Julien Gosselin | Maldoror
Courtesy of Julien Gosselin and Odeon Theater
A few years ago, Julien Gosselin was drawn to a book by Roberto Bolaño, “Distant Star”. It follows a narrator looking back on his youth in Chile and his fascination with a poet whose brilliance gradually reveals something much darker. This figure – artist, pilot, murderer – embodied a disturbing idea: that artistic talent and extreme cruelty might coexist, even nourish one another. At the time, Gosselin wanted to bring this story to the stage but couldn’t. He wasn’t ready to confront the proximity between creation and evil.
Later, as he returned to these questions, he encountered Joris-Karl Huysmans’ “Là-Bas”. In it, Huysmans challenges the limits of naturalism, arguing that reality cannot be reduced to what is visible or material. There is something else – an obscurity, a spiritual dimension, a hidden layer of evil – that cannot be explained, only faced. This idea stayed with Gosselin, especially as he read Bolaño’s “By Night in Chile”, where literary gatherings unfold above hidden torture chambers. Culture, intellect, poetry – everything seems to hover just above an abyss.

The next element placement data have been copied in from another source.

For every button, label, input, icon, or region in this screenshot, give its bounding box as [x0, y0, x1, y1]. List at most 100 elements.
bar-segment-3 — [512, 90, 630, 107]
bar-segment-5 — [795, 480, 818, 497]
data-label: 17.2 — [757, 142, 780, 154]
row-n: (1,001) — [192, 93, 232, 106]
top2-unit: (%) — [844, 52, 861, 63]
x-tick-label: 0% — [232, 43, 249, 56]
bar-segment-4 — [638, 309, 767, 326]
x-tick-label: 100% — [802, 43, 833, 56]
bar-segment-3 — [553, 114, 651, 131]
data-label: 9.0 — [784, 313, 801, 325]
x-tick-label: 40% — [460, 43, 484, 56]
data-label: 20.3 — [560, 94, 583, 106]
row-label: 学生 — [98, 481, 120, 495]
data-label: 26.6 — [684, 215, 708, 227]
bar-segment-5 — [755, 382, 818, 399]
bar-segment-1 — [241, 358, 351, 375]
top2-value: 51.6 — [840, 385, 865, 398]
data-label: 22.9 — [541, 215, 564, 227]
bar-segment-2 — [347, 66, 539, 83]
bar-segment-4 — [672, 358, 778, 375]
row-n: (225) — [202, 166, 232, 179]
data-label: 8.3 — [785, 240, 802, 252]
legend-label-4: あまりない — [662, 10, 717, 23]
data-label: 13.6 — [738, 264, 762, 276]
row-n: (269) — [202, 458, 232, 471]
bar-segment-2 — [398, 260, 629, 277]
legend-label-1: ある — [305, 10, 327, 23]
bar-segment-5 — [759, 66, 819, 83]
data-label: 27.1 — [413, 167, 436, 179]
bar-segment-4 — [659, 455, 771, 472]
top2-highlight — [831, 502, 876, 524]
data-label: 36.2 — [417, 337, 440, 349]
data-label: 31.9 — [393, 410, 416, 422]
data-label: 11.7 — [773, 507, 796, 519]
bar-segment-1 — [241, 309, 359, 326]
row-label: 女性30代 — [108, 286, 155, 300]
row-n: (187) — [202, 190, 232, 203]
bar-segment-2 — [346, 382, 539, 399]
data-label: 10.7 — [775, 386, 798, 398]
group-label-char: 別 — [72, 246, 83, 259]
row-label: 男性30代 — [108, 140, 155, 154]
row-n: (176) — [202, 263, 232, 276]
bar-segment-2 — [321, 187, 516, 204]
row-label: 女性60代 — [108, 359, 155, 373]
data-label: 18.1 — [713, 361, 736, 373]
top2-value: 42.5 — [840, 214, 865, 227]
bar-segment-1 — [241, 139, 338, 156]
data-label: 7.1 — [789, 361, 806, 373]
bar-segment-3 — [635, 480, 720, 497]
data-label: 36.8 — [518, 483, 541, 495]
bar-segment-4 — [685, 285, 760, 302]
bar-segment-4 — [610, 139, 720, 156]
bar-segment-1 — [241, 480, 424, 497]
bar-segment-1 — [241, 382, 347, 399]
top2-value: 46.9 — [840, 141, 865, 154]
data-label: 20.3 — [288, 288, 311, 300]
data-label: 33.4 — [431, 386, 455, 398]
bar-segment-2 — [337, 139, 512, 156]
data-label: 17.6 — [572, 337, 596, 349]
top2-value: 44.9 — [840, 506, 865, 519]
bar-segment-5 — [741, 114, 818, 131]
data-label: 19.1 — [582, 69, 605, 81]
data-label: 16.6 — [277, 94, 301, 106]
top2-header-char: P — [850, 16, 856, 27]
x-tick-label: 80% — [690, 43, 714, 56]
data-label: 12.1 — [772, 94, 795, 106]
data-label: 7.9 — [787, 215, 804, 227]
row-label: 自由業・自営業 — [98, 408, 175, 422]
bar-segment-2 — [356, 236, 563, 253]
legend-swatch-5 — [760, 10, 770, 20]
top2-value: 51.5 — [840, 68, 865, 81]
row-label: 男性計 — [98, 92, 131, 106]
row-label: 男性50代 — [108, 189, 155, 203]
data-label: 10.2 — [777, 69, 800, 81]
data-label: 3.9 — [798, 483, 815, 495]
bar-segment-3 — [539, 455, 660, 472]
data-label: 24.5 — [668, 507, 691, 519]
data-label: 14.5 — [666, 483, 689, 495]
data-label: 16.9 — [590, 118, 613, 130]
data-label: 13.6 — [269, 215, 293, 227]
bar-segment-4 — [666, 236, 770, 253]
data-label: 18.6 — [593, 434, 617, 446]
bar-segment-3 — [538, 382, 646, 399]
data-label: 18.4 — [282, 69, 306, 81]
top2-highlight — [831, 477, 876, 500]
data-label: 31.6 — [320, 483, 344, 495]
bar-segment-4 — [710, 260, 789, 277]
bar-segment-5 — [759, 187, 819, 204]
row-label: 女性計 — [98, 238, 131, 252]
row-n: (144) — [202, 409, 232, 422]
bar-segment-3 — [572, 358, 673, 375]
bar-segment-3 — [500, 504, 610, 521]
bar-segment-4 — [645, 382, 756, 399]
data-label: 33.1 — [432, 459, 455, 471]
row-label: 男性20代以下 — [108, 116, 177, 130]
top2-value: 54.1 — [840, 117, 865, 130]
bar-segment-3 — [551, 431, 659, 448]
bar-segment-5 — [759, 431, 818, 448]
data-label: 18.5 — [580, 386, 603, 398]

At that moment, he returned to Lautréamont’s “The Songs of Maldoror”, which he had first read as a teenager. He rediscovered a text of overwhelming violence and intensity, structured around a demonic figure who moves through acts of barbarity and excess. It is a text that doesn’t describe evil from a distance but generates it, forcing us to look at it directly. In a way, it belongs to that same lineage as Bolaño and Huysmans: a literature that searches, relentlessly, for what lies beneath the surface.
Gradually, these works began to speak to one another. Bolaño’s fictional writers entangled with dictatorships, Huysmans’ search for a spiritual realism, Lautréamont’s furious descent into darkness – all seemed to circle around the same question: where does evil reside, and how can art approach it without dissolving into it?
Then, in 2025, during a visit to the Cour d’honneur at the Palais des Papes, Gosselin was shown something unexpected: beneath the stage, a vast, abandoned pit, plunging some twenty metres into darkness, filled with mud. No one had entered it for years. Standing above it, he immediately thought of those hidden spaces he had been reading about – the cellars in Bolaño’s Chile, the unseen layers beneath appearances. Under the stage, there was this void, silent and material, like the unconscious of the theatre itself.
As part of his Fellowship at Onassis AiR in 2026, Gosselin will spend dedicated time in Athens to conduct further research and write parts of the play.
Maldoror will premiere at the Festival d’Avignon in July 2026.